David Mills, development controller at John E Fells & Sons Ltd, told Yahoo Style UK: “High street brands need to take today’s House of Fraser announcement as an urgent wake-up call. The retail landscape as we know it is changing at an exponential rate.”
“The shift in consumer buying behaviour towards shopping online cannot be ignored. With a single click of a finger or even a voice command with the help of Alexa, the ease of purchasing has never been made more convenient. To compete, the high street needs to be more proactive in effectively pairing online services with their in-store amenities, and championing customer service at a bespoke level.”
Though it’s not merely online competition which House of Fraser needs to compete with, as stores such as Zara have introduced digital technology into their shops.
Last month, the Inditex giant re-opened its impressive Stratford hub with two online order collection points which can handle 2,400 orders simultaneously. In addition to this, there’s also a self-checkout area which enables customers to pay using their smart phones.
Meanwhile, interactive mirrors throughout the store are equipped with RFID (radio frequency identification) that detects a garment that you’re holding and makes outfit suggestions.
Pablo Isla, Inditex Chairman and CEO announced: “In recent years we have invested in both the most advanced technology and optimised our stores for this aim. “Our business model combines stores and digital seamlessly, and we are ready for the opportunities that this brings with current and new customers.”
Just yesterday, Inditex was named the second most profitable fashion empire behind Christian Dior in the 16th annual Forbes Global 2000 list. The Spanish retailer – which is behind Zara, Bershka and Massimo Dutti – noted a 9 percent climb in sales to an impressive £22 billion last year.
Amancio Oretaga – who founded the company back in 1975 – is currently the sixth wealthiest person in the world with a net worth of £52 billion.
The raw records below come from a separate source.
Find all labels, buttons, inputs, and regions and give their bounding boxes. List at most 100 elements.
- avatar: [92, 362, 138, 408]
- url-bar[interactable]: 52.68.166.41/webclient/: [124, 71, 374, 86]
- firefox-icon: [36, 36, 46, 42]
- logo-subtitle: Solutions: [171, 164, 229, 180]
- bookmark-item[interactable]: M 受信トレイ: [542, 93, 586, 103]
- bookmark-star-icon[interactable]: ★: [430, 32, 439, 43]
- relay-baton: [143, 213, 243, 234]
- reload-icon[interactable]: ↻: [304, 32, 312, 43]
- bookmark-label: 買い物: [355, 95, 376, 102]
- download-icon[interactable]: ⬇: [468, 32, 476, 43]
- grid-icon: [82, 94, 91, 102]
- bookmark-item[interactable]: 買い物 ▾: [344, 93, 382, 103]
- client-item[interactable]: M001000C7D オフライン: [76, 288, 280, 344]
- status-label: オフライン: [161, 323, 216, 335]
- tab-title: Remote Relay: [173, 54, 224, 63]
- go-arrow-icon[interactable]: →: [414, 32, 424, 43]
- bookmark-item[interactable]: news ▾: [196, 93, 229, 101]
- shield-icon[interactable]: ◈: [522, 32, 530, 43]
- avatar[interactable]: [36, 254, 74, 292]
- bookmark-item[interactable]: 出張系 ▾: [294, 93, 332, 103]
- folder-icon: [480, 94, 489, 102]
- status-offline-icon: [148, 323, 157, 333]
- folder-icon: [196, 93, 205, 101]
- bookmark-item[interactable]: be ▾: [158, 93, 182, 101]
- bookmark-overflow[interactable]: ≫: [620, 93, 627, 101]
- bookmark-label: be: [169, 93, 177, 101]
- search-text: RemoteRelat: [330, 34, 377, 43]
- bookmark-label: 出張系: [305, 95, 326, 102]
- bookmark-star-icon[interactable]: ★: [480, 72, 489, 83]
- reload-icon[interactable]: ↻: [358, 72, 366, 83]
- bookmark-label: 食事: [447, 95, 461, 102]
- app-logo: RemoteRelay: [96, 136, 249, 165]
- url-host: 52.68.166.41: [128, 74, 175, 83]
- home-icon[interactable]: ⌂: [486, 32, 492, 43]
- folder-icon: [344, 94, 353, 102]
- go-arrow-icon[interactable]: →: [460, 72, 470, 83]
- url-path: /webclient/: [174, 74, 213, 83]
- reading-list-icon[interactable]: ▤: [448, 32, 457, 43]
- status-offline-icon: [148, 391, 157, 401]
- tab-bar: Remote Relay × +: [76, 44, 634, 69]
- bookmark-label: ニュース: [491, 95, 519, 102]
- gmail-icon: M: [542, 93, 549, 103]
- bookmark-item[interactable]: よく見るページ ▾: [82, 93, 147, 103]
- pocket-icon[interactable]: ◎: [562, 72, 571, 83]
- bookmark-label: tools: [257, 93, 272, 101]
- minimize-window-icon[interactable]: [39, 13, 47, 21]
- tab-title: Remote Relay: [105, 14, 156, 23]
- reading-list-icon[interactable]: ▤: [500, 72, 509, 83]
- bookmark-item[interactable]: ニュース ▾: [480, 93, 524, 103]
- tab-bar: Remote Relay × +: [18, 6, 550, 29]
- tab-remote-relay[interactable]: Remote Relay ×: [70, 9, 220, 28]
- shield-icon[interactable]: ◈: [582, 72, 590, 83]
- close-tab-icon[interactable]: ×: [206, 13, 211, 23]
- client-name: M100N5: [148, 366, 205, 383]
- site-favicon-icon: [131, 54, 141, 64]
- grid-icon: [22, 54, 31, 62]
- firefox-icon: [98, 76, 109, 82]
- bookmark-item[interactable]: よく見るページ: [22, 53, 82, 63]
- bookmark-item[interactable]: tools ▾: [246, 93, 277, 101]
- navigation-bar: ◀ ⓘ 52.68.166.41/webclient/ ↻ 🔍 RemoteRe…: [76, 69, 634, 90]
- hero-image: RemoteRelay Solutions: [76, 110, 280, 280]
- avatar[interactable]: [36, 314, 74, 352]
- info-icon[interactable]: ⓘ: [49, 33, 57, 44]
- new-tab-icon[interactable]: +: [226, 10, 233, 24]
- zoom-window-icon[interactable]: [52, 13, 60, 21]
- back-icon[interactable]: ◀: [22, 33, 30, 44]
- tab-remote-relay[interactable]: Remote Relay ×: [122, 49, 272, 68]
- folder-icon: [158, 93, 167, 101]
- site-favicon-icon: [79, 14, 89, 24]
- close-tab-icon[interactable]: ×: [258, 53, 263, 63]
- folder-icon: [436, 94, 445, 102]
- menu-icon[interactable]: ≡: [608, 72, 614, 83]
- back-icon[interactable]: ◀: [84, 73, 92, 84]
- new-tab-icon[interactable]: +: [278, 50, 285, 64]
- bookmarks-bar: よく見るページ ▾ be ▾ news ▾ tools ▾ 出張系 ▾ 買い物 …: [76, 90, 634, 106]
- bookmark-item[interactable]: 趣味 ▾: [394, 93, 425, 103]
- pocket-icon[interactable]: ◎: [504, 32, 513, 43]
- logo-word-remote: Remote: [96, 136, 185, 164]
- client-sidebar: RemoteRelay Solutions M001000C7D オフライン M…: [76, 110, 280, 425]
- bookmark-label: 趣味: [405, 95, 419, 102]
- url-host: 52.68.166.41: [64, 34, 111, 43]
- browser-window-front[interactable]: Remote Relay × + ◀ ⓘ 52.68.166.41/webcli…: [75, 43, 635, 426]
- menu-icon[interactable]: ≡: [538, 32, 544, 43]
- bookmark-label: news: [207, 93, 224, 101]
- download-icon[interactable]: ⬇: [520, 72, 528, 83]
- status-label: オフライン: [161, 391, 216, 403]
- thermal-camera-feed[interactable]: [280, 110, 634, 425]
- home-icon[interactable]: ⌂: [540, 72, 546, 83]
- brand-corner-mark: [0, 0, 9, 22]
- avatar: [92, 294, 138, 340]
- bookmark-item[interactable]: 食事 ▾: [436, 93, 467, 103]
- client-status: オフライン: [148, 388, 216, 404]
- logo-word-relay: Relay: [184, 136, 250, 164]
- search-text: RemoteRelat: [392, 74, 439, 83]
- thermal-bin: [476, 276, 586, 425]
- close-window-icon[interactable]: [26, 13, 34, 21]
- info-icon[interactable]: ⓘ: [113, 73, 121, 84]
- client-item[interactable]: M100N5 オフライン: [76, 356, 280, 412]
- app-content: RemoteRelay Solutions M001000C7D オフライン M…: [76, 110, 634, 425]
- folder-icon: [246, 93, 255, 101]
What does the public think?
In response to the news that House of Fraser is planning a series of store closures, we asked shoppers if they still hit the high street and there was an overwhelming love for the real deal.
Blogger Jo Middleton wrote, “I love a trip to John Lewis and I quite often buy stuff in Debenhams too, especially bras.”
While shopper Roz Try-Hane from London argued: “Nothing can replace being able to touch and try things in. I’m sad House of Fraser on Oxford Street will close.”
Others are keen to see the high street step it up a notch.
When asked if she still shops in department stores journalist, Allie Abgarian, told Yahoo Style UK: “Not much anymore, but I think they still have an important place on the market. Although, having said that, many of them need to seriously consider upgrading their marketing strategy and develop the brand – adapt it to the new consumer.”